The most influential article I've read in the last year- Kevin Drum's article on lead and crime.

Violent crime rates have fallen steadily across the U.S. over the last 30 years, which has been great for America. A few hypotheses have purported as to the "why." There's the "broken window" hypothesis that once cities like New York started to focus on the details they eventually reached a "tipping point" where low-crime areas became easier to perpetuate. Better policing, more money for police, a better economic environment have also been put forth. But econometric analysis debunked everything, especially for the continued fall in crime over recent years.  That brought about the controversial Steven Levitt hypothesis that legalized abortion caused potential criminals from poor mothers to be aborted-- something much harder to test and prove/disprove. I'd often pondered this puzzle when watching the evening news over the years. It seemed like one of the great unknowns around me.

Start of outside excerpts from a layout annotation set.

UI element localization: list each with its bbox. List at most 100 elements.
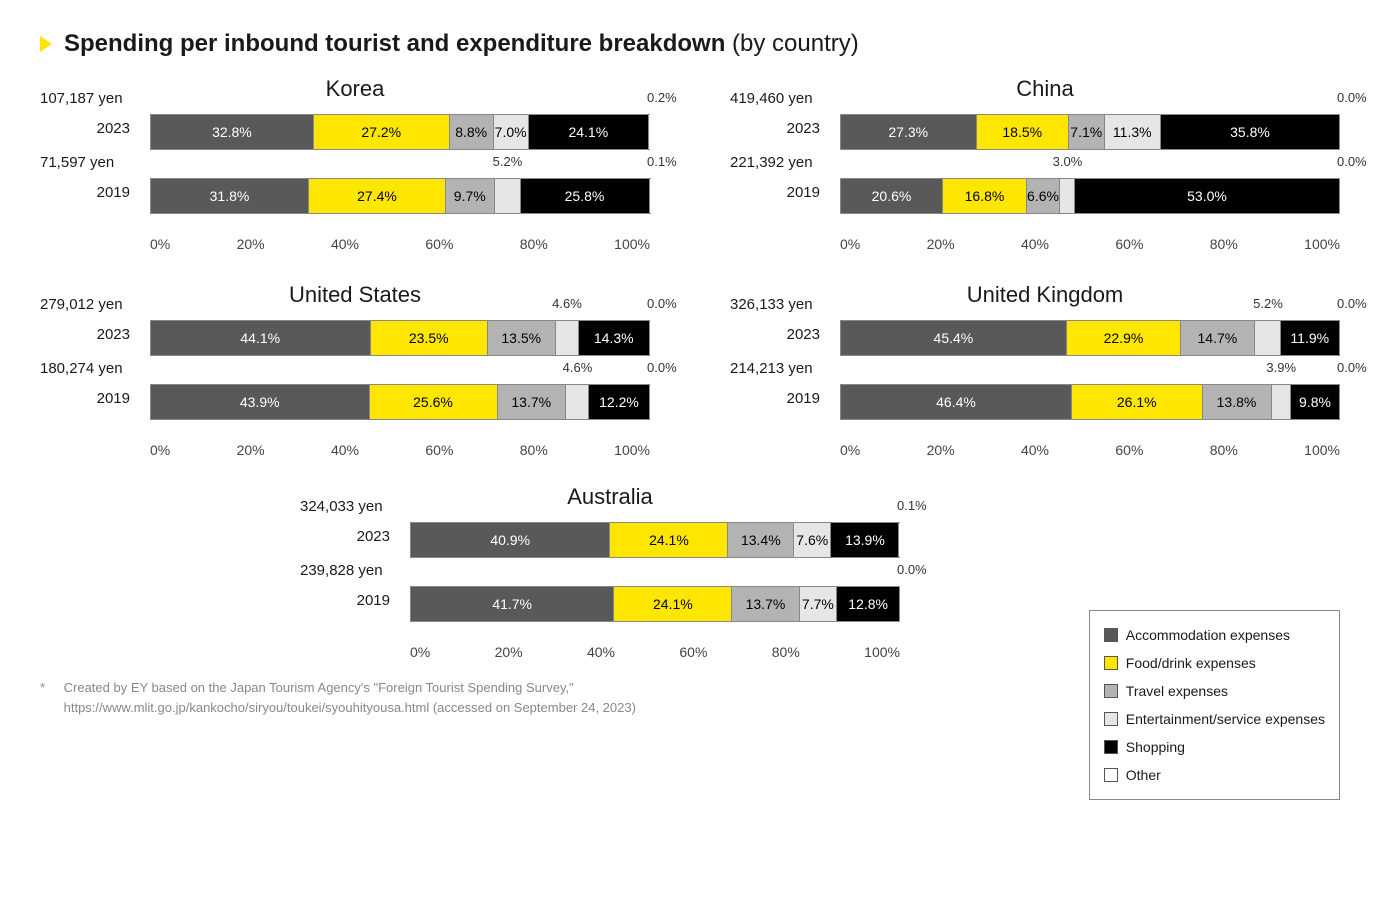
panel-australia: Australia324,033 yen20230.1%40.9%24.1%13… <box>300 484 920 660</box>
bullet-triangle-icon <box>40 36 52 52</box>
yen-label: 214,213 yen <box>730 360 840 377</box>
seg-ent <box>556 320 579 356</box>
legend: Accommodation expensesFood/drink expense… <box>1089 610 1340 800</box>
seg-food: 27.2% <box>314 114 450 150</box>
axis-tick: 100% <box>614 236 650 252</box>
legend-label: Entertainment/service expenses <box>1126 705 1325 733</box>
seg-acc: 44.1% <box>150 320 371 356</box>
year-label: 2019 <box>40 390 130 407</box>
seg-trav: 13.5% <box>488 320 556 356</box>
legend-swatch <box>1104 768 1118 782</box>
x-axis: 0%20%40%60%80%100% <box>150 442 650 458</box>
seg-food: 25.6% <box>370 384 498 420</box>
stacked-bar: 32.8%27.2%8.8%7.0%24.1% <box>150 114 650 150</box>
seg-acc: 43.9% <box>150 384 370 420</box>
axis-tick: 40% <box>1021 236 1049 252</box>
outside-labels: 0.0% <box>840 90 1340 108</box>
seg-acc: 20.6% <box>840 178 943 214</box>
bar-row: 71,597 yen20195.2%0.1%31.8%27.4%9.7%25.8… <box>150 172 650 216</box>
axis-tick: 0% <box>150 442 170 458</box>
seg-shop: 13.9% <box>831 522 899 558</box>
bar-row: 419,460 yen20230.0%27.3%18.5%7.1%11.3%35… <box>840 108 1340 152</box>
footnote-line1: Created by EY based on the Japan Tourism… <box>64 680 574 695</box>
axis-tick: 100% <box>1304 236 1340 252</box>
year-label: 2023 <box>730 326 820 343</box>
outside-labels: 4.6%0.0% <box>150 360 650 378</box>
legend-item-shop: Shopping <box>1104 733 1325 761</box>
seg-trav: 6.6% <box>1027 178 1060 214</box>
legend-item-oth: Other <box>1104 761 1325 789</box>
seg-oth <box>649 114 650 150</box>
seg-food: 24.1% <box>610 522 728 558</box>
year-label: 2023 <box>40 120 130 137</box>
year-label: 2023 <box>40 326 130 343</box>
outside-label: 0.0% <box>1337 154 1367 169</box>
yen-label: 221,392 yen <box>730 154 840 171</box>
panel-china: China419,460 yen20230.0%27.3%18.5%7.1%11… <box>730 76 1360 252</box>
seg-acc: 31.8% <box>150 178 309 214</box>
panel-korea: Korea107,187 yen20230.2%32.8%27.2%8.8%7.… <box>40 76 670 252</box>
stacked-bar: 27.3%18.5%7.1%11.3%35.8% <box>840 114 1340 150</box>
seg-trav: 13.4% <box>728 522 794 558</box>
seg-ent: 7.6% <box>794 522 831 558</box>
seg-shop: 11.9% <box>1281 320 1340 356</box>
seg-shop: 24.1% <box>529 114 649 150</box>
stacked-bar: 20.6%16.8%6.6%53.0% <box>840 178 1340 214</box>
seg-food: 24.1% <box>614 586 732 622</box>
axis-tick: 80% <box>1210 236 1238 252</box>
seg-acc: 41.7% <box>410 586 614 622</box>
x-axis: 0%20%40%60%80%100% <box>840 236 1340 252</box>
stacked-bar: 41.7%24.1%13.7%7.7%12.8% <box>410 586 900 622</box>
outside-label: 3.0% <box>1053 154 1083 169</box>
outside-label: 0.2% <box>647 90 677 105</box>
seg-trav: 14.7% <box>1181 320 1254 356</box>
axis-tick: 0% <box>150 236 170 252</box>
axis-tick: 80% <box>1210 442 1238 458</box>
outside-label: 3.9% <box>1266 360 1296 375</box>
axis-tick: 20% <box>495 644 523 660</box>
stacked-bar: 45.4%22.9%14.7% 11.9% <box>840 320 1340 356</box>
x-axis: 0%20%40%60%80%100% <box>150 236 650 252</box>
seg-food: 22.9% <box>1067 320 1181 356</box>
panel-united-states: United States279,012 yen20234.6%0.0%44.1… <box>40 282 670 458</box>
yen-label: 239,828 yen <box>300 562 410 579</box>
stacked-bar: 46.4%26.1%13.8%9.8% <box>840 384 1340 420</box>
seg-ent <box>1060 178 1075 214</box>
axis-tick: 20% <box>237 236 265 252</box>
seg-food: 27.4% <box>309 178 446 214</box>
axis-tick: 60% <box>425 236 453 252</box>
seg-food: 26.1% <box>1072 384 1203 420</box>
chart-box: 324,033 yen20230.1%40.9%24.1%13.4%7.6%13… <box>300 516 920 660</box>
bar-row: 239,828 yen20190.0%41.7%24.1%13.7%7.7%12… <box>410 580 900 624</box>
seg-shop: 25.8% <box>521 178 650 214</box>
axis-tick: 60% <box>1115 442 1143 458</box>
chart-box: 326,133 yen20235.2%0.0%45.4%22.9%14.7%11… <box>730 314 1360 458</box>
axis-tick: 60% <box>425 442 453 458</box>
axis-tick: 40% <box>1021 442 1049 458</box>
outside-labels: 5.2%0.1% <box>150 154 650 172</box>
seg-acc: 45.4% <box>840 320 1067 356</box>
seg-shop: 14.3% <box>579 320 651 356</box>
outside-labels: 3.9%0.0% <box>840 360 1340 378</box>
legend-label: Travel expenses <box>1126 677 1228 705</box>
outside-labels: 0.1% <box>410 498 900 516</box>
x-axis: 0%20%40%60%80%100% <box>840 442 1340 458</box>
seg-shop: 53.0% <box>1075 178 1340 214</box>
legend-swatch <box>1104 628 1118 642</box>
page-title: Spending per inbound tourist and expendi… <box>64 30 859 58</box>
axis-tick: 80% <box>520 442 548 458</box>
seg-ent <box>495 178 521 214</box>
axis-tick: 0% <box>840 236 860 252</box>
year-label: 2023 <box>300 528 390 545</box>
legend-label: Shopping <box>1126 733 1185 761</box>
seg-ent: 11.3% <box>1105 114 1162 150</box>
axis-tick: 60% <box>1115 236 1143 252</box>
seg-trav: 13.8% <box>1203 384 1272 420</box>
legend-label: Food/drink expenses <box>1126 649 1256 677</box>
axis-tick: 40% <box>331 236 359 252</box>
outside-labels: 5.2%0.0% <box>840 296 1340 314</box>
outside-label: 0.0% <box>1337 90 1367 105</box>
outside-labels: 4.6%0.0% <box>150 296 650 314</box>
axis-tick: 20% <box>237 442 265 458</box>
chart-box: 279,012 yen20234.6%0.0%44.1%23.5%13.5%14… <box>40 314 670 458</box>
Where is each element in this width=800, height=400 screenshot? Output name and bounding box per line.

Enter separate coincidental studies by several researchers on lead (the element--Pb) as a cause of violent behavior. Kevin Drum wrote a fantastic article for Mother Jones chronicling the discoveries:

"Put all this together and you have an astonishing body of evidence. We now have studies at the international level, the national level, the state level, the city level, and even the individual level. Groups of children have been followed from the womb to adulthood, and higher childhood blood lead levels are consistently associated with higher adult arrest rates for violent crimes. All of these studies tell the same story: Gasoline lead is responsible for a good share of the rise and fall of violent crime over the past half century."

Drum's article had a huge impact on how I think about the mind and human behavior. I thought about it when I was dealing with very rowdy, often violent children in the Turkish classroom. I think about it when I see adults on the news commit violent crimes that make no sense. "Sin nature" is all too often the simple catch-all that Christians give to describe such things. But the last 30 years haven't seen a decline in the sin nature of people around the world. A person's environment plays a major role in behavior and his ability to control violent urges.  These studies seem to show that pretty clearly.

Drum is well left-of-center, and trumpets that it's government outlawing of leaded gasoline that plays the major role in reducing lead emissions. The market, left to its own devices, may have never banished the lead is the argument. I have no idea what the facts say on that, often industry is already eliminating harmful elements (see: child labor) before government gets involved.

But I highly recommend the article and its follow-ups just for the pure thought-provoking information about the effects of lead pollution on people and society.